Il primo è la questione delle foto. Una norma del '41 vieta la pubblicazione di fotografie di persone arrestate a meno che ciò non sia obbligato da esigenze di sicurezza o di indagine. La realtà, del tutto diversa, è ogni giorno sotto i nostri occhi.
Il secondo riguarda l'abitudine di celebrare processi sui giornali, la frenesia di anticipare verdetti che, di solito (ma non sempre) assomigliano a quello vero solo per la direzione (nel caso di colpevolezza) e non certo per l'intensità della pena comminata.
Il terzo è legato al precedente e ha a che fare con il ricorso pressoché esclusivo - già segnalato sopra - alla fonte forze dell'Ordine e magistratura. Le ragioni della difesa, per quanto deboli, giocano sempre "in difesa" e spesso non vengono nemmeno diffuse (il più delle volte per scelta dei diretti interessati o dei loro avvocati).

Suicidi

In molte cronache su questi tristi episodi si legge la parola "mistero". Eppure, detto questo, ci si lancia puntualmente in interpretazioni sui "perché dell'insano gesto". Dissapori familiari? Difficoltà economiche? Un brutto voto? Un rimprovero? Per i suicidi, più che per tutto il resto, dovrebbe valere quell'esortazione - guardata invece come un attacco alla libertà di stampa - a tacere alcuni particolari; ad usare quel sentimento che sembra tanto contrastare con il "distacco" del giornalista: il sentimento della pietà; a evitare, se possibile, il ricorso all'"esperto"; a non pubblicare la fotografia; a usare titoli rispettosi, collocazioni in taglio basso...

La situazione, descritta volutamente a tinte forti, pone quantomeno una domanda a chi opera direttamente contro il disagio sociale: cosa si può fare?
Non è questa la sede per entrare nei dettagli, tuttavia una serie di suggerimenti mi sembra il caso di darla:
- sforzarsi di capire i meccanismi che regolano la produzione di informazioni: solo comprendendo come nasce una notizia, e perché viene trattata in un certo modo, si può sostenere un efficace contraddittorio con chi è addetto al giornalismo;
- attivare un'opera di interazione e di interdizione continua nei confronti dei media: telefonate, lettere, seminari come questo; e non solo per accusare, ma soprattutto per discutere;
- imparare a comunicare: un ufficio stampa non tutte le associazioni possono permetterselo, ma assumerne "l'ottica" è oggi divenuto irrinunciabile;
- sistematizzare e rendere fruibili le proprie conoscenze e le proprie esperienze: si tratta di dati, di idee, di opinioni, anche di storie se si vuole, ma gestite con oculatezza e con una strategia.

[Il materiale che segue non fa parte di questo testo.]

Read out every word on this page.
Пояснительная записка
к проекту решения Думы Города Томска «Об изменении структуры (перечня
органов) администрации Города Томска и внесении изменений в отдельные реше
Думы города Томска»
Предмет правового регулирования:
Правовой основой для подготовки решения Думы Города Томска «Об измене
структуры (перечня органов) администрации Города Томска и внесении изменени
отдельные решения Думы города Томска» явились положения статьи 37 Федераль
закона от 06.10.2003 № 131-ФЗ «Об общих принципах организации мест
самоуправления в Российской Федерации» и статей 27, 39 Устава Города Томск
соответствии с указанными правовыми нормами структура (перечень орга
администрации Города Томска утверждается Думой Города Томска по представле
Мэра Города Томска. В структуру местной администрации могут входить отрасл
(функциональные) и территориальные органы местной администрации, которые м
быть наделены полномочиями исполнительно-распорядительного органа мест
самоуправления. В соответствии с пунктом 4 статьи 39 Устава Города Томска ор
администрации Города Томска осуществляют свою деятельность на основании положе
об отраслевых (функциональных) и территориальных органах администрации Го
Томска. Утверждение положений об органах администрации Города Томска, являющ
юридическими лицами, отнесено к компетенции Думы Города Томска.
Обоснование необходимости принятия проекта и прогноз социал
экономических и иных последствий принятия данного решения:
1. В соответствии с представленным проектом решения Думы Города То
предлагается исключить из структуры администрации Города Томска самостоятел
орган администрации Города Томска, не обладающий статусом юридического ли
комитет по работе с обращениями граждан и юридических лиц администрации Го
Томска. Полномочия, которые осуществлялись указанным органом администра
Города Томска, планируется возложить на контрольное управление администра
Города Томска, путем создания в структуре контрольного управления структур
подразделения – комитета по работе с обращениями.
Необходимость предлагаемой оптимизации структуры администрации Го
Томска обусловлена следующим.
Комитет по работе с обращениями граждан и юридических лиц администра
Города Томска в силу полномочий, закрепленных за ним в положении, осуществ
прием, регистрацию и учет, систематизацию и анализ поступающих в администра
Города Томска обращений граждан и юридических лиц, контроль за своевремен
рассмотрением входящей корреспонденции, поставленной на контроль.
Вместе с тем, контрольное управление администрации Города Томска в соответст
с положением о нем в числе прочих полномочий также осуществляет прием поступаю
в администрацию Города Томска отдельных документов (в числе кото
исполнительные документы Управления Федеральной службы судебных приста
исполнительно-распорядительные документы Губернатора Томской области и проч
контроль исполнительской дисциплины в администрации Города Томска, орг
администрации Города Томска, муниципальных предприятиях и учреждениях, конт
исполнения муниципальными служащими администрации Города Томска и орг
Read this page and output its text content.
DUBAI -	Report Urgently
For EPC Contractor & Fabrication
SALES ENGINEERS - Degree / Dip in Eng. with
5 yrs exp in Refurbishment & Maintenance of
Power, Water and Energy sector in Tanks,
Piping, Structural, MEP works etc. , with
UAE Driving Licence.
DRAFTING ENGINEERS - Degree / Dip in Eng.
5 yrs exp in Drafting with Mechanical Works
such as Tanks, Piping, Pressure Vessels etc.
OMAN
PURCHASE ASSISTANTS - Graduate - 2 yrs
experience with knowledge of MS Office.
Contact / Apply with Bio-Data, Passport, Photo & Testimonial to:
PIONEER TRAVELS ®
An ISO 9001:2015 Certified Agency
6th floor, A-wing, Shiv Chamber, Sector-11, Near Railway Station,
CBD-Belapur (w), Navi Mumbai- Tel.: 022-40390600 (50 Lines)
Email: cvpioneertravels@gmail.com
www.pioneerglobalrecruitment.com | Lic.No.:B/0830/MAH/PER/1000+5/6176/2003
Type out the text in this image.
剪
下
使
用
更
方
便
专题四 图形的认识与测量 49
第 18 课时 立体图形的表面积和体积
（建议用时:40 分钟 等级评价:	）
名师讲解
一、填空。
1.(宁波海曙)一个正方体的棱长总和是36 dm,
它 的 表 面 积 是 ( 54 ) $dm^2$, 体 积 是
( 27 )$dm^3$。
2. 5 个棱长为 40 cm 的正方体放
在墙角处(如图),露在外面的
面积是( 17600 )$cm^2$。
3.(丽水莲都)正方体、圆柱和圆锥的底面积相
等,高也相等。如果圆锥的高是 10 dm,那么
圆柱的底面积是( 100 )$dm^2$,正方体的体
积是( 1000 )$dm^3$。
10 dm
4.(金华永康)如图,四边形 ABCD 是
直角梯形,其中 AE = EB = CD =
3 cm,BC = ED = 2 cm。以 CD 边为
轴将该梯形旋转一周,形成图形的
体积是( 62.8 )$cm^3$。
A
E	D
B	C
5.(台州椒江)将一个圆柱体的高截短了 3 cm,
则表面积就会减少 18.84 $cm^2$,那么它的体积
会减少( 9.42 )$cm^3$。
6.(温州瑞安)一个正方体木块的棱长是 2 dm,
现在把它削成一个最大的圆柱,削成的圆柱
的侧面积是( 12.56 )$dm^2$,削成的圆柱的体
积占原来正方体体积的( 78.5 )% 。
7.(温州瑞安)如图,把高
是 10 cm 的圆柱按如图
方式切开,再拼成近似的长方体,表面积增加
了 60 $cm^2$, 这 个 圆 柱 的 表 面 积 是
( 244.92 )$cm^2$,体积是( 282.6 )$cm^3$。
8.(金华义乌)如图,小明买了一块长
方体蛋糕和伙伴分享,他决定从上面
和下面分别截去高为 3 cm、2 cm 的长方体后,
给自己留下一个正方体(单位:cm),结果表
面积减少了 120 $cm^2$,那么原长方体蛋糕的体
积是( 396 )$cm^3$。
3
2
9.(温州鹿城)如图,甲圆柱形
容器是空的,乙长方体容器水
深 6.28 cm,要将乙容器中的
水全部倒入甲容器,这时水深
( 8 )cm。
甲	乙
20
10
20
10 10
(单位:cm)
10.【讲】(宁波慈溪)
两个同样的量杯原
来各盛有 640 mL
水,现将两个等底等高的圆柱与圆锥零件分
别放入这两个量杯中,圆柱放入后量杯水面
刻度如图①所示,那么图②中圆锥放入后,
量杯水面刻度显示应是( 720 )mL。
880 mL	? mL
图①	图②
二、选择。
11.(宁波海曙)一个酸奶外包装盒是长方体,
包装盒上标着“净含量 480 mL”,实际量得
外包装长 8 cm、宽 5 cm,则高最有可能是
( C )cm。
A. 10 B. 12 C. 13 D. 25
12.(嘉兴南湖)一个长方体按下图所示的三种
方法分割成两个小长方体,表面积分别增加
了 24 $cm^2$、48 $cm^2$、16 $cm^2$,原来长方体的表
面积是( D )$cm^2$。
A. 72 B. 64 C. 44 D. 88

Infine due consigli-slogan finali:
1. Nei rapporti con i mezzi di informazione la priorità non è che si parli di "noi", ma di "loro" (cioè delle persone per le quali noi e i nostri gruppi operiamo).
2. Non fidarsi delle pagine ad hoc sul "sociale" e sul volontariato. In genere sono tranelli: ci regalano uno spazio recintato e molto ameno, ma da cui diventa difficile uscire e dire la nostra sul resto del giornale.


* Testo non rivisto dall'autore. Le qualifiche si riferiscono al momento del seminario.